Published: 22/11/2014 | Updated: 15/11/2024
Je continue le Shinjinmei. Les 37ᵉ et 38ᵉ poèmes
“Si nous haïssons les six souillures, nous ne pouvons atteindre l’état de véritable Bouddha.” Voilà la phrase. Mais qu’entend-on par les six souillures ?
Les six souillures, c’est la perception que nous avons de nous-mêmes. C’est aussi l’acceptation de notre corps et de nos cinq sens. En fait, six : la vue, l’ouïe, l’odorat, le goût, le toucher et la conscience.
Beaucoup de personnes, lorsqu’elles parlent de méditation, l’imaginent accompagnée d’une petite musique lancinante, un peu New-Age, dans un fauteuil, les yeux fermés. Elles essaient de se sentir bien, de créer une ambiance cotonneuse, d’oublier leur corps et leurs soucis. Elles se concentrent éventuellement sur des images agréables : un lac, un arbre, un endroit idyllique.

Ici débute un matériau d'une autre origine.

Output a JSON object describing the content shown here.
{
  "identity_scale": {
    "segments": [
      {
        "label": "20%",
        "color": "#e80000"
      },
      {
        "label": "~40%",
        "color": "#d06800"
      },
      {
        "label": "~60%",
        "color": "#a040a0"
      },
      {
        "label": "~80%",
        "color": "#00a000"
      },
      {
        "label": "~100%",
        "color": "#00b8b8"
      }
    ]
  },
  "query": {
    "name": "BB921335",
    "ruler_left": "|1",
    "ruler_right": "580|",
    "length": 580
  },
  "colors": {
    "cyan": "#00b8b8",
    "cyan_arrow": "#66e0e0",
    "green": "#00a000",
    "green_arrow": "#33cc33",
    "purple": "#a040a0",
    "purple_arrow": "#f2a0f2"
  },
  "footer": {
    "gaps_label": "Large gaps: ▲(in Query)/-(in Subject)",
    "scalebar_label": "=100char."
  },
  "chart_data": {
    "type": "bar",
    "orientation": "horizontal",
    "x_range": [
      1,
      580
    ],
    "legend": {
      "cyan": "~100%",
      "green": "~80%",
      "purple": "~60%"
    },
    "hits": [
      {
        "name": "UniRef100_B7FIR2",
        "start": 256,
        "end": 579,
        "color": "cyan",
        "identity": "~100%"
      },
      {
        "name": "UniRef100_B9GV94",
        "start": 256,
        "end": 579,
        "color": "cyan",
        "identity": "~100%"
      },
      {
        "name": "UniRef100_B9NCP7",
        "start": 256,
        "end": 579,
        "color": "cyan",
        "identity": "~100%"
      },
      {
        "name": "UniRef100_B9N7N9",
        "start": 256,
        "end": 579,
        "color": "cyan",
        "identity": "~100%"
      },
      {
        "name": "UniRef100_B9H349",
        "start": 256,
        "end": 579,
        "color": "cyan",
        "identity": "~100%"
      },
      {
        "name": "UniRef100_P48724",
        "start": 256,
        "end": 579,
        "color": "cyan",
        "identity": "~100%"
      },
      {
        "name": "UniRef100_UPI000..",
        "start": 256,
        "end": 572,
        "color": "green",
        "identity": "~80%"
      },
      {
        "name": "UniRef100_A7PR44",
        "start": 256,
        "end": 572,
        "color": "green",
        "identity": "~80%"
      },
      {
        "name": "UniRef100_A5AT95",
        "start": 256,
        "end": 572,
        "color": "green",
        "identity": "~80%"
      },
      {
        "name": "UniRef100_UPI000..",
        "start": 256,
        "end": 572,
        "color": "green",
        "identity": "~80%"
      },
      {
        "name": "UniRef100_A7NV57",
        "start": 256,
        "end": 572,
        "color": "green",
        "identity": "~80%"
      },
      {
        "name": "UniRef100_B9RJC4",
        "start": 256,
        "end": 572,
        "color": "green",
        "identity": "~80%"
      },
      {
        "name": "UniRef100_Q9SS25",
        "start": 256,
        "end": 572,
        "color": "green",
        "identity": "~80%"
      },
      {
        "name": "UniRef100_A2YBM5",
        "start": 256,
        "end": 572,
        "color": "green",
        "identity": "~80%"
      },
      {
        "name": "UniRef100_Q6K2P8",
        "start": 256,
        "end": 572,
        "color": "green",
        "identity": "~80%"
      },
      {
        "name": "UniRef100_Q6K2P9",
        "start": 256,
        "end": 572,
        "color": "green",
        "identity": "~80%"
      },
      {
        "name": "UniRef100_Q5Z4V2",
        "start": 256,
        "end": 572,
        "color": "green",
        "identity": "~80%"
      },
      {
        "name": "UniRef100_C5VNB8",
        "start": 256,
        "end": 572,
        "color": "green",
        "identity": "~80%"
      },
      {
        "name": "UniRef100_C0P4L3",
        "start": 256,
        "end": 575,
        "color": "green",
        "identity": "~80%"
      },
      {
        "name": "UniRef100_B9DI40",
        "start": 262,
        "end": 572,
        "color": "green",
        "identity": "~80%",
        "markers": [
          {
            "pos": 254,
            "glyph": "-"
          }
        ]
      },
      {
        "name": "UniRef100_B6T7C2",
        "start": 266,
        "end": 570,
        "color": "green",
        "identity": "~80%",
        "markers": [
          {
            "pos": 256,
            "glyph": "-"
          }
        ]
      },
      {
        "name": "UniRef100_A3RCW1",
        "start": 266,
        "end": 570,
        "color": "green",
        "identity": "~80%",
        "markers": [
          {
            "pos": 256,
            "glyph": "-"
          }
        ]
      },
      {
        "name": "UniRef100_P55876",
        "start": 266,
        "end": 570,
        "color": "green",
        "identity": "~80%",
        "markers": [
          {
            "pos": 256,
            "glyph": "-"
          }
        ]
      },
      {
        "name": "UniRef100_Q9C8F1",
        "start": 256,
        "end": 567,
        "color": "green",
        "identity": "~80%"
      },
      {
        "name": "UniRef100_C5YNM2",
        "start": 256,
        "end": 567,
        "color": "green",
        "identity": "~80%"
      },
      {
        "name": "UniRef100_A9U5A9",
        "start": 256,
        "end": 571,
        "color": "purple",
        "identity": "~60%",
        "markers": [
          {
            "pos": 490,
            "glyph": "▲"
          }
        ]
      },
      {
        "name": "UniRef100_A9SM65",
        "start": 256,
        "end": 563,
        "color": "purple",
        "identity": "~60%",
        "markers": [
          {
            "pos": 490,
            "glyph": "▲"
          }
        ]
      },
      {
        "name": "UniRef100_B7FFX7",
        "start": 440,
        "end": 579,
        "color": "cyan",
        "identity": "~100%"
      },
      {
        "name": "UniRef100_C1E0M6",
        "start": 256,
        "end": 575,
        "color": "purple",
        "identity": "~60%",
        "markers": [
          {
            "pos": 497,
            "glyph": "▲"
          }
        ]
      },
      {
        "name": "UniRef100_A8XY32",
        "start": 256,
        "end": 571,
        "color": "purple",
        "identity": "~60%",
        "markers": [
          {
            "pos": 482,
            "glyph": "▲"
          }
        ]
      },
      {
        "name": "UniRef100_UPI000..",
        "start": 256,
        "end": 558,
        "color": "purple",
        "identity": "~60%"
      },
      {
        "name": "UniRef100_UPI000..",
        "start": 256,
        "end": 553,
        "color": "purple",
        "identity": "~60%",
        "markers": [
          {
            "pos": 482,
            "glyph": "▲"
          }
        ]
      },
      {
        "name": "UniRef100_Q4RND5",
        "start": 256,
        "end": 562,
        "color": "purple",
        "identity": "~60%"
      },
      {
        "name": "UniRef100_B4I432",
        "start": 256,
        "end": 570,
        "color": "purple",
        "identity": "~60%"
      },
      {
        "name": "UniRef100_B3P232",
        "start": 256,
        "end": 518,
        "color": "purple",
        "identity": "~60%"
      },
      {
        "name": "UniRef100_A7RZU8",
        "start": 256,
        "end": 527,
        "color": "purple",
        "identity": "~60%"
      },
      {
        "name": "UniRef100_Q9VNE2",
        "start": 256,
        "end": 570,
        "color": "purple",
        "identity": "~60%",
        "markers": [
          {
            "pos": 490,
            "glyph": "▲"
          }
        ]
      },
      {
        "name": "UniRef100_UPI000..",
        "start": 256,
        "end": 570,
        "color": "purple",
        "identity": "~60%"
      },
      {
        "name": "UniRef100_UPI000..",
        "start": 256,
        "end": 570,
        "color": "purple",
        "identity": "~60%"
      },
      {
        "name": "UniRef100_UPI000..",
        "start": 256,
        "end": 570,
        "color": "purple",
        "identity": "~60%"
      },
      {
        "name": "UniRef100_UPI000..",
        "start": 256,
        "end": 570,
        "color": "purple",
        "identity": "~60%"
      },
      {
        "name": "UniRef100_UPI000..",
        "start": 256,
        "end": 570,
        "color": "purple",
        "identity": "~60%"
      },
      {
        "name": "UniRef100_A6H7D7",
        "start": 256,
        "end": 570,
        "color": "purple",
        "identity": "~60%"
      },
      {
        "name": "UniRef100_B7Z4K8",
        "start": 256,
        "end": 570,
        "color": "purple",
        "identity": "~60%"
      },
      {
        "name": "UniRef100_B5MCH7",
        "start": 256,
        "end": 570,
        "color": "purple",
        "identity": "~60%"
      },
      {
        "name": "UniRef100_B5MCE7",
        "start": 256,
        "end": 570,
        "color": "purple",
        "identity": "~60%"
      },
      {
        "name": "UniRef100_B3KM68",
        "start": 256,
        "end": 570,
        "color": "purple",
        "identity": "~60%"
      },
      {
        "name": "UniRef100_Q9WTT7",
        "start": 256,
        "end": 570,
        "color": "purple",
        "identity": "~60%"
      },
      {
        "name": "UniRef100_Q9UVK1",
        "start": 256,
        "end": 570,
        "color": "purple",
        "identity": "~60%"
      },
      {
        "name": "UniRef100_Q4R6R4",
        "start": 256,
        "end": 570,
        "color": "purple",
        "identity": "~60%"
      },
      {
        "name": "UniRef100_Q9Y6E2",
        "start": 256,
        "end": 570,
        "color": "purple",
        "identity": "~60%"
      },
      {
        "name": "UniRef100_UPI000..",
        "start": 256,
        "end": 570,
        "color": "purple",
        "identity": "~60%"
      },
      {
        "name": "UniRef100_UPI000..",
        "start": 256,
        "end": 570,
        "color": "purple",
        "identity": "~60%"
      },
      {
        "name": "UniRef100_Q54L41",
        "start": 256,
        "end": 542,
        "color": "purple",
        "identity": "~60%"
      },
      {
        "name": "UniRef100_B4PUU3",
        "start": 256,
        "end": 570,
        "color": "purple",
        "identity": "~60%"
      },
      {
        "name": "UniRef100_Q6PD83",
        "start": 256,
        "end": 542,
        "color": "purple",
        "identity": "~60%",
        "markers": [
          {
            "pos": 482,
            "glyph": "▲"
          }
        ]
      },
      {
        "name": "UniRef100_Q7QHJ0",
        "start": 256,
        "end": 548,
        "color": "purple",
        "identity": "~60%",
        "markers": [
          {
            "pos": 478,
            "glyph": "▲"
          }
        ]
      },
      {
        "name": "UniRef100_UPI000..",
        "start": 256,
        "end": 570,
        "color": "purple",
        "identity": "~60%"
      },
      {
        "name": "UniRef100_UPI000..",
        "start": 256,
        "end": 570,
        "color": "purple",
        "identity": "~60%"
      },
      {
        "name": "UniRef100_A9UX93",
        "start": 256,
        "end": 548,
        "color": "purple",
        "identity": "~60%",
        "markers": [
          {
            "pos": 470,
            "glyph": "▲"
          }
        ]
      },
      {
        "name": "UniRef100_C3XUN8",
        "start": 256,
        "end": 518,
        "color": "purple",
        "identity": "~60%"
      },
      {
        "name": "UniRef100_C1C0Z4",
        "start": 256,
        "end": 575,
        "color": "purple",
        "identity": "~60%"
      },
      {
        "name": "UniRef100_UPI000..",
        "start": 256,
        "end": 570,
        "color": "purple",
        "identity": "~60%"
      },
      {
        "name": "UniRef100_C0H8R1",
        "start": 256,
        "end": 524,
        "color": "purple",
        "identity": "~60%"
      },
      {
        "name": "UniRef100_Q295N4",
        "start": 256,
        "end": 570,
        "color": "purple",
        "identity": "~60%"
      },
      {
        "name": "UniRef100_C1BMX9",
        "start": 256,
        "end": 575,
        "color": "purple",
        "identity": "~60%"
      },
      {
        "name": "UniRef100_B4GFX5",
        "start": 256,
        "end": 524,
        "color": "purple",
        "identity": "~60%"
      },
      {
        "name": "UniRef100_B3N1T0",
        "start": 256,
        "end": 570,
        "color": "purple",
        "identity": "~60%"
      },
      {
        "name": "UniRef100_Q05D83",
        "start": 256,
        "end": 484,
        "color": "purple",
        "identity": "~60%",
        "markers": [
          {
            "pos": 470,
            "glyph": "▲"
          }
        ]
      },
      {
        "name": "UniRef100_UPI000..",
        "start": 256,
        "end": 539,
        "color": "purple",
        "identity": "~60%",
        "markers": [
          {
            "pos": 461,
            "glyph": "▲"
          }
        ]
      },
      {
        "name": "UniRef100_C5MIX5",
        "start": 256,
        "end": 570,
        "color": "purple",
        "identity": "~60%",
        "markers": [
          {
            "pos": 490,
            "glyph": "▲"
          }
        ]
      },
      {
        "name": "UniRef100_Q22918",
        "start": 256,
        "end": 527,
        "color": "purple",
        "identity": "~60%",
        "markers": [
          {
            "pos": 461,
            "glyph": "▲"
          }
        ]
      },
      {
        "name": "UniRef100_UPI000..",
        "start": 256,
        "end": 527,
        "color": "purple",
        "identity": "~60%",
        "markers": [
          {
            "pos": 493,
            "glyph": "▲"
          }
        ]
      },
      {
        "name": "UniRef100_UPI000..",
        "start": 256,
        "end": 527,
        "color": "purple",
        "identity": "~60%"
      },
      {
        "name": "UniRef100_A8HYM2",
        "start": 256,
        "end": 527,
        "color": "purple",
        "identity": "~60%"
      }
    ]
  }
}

Dans le zazen, au contraire, on met en premier plan ce que nous sommes : notre entité, notre corps, nos pensées. On l’assume. Ce corps, ce “fardeau”, d’une certaine manière. On ne contrôle pas forcément ses pensées, qui peuvent être bonnes ou mauvaises, ni son corps, qui peut être en mauvaise santé ou mal à l’aise. Pour un débutant, cela peut sembler difficile et douloureux. Pourtant, dans le zazen, le corps est primordial. Il doit participer à 100
En ce moment, je médite sur la question du bien et du mal. L’enseignement du Bouddha à ce sujet est profond et fascinant. Même après 40 ans de pratique, je continue d’approfondir ce thème fondamental : “Qu’est-ce que le bien ? Qu’est-ce que le mal ?”
Dans le zen, on n’enseigne pas à rechercher un grand éveil ou une illumination extraordinaire. Le bien, c’est l’équilibre, l’harmonie, et la participation au mouvement cosmique fondamental. Si l’homme prétend faire “le bien”, il crée souvent des problèmes qui traumatisent l’humanité depuis des millénaires.
Le zen enseigne que l’obscurité et la lumière sont interdépendantes. Dans certains soutras, on lit : “Un pas en avant dépend d’un pas en arrière.” Un poème dit aussi : “À minuit, la vraie lumière. L’aube n’est pas claire.” Pourquoi discriminer le clair de l’obscur, le bien du mal ?
Et pourtant, l’enseignement fondamental du Bouddha reste d’“éviter le mal et pratiquer le bien”. Lorsqu’on approfondit et qu’on pratique cela avec le corps, on découvre une richesse inestimable.
Dans le zazen, la posture du Bouddha se pratique avec notre corps, notre matérialité, et nos imperfections. Malgré tout, il faut corriger la posture tout en l’acceptant. Voici les points importants :
– La tête doit être droite, le menton légèrement rentré, la nuque tendue. – Les épaules doivent être relâchées, la colonne bien droite, le bassin basculé. – Les genoux doivent être fermement ancrés au sol. Poussez la terre avec les genoux et le ciel avec la tête. – Les mains doivent former un mudra : les pouces en contact subtil, les mains posées contre l’abdomen, les coudes légèrement écartés. – Respirez par le nez, la bouche fermée, la langue contre le palais. – Les yeux restent entrouverts, avec un regard posé à un mètre devant soi, à 45 degrés vers le sol, sans fixer ni se focaliser sur quoi que ce soit.
Le maître Dôgen explique que pratiquer le bien, c’est mettre en repos les six sens, retrouver l’équilibre et l’harmonie avec l’ordre cosmique. Simplement cela : équilibre, harmonie.
Cette dynamique du zazen offre des réponses aux problèmes écologiques et humains. Vouloir forcer les choses, prétendre faire mieux que les autres, ne crée que des problèmes. Le bien, dans le zen, c’est suivre l’équilibre et l’harmonie avec l’ordre cosmique.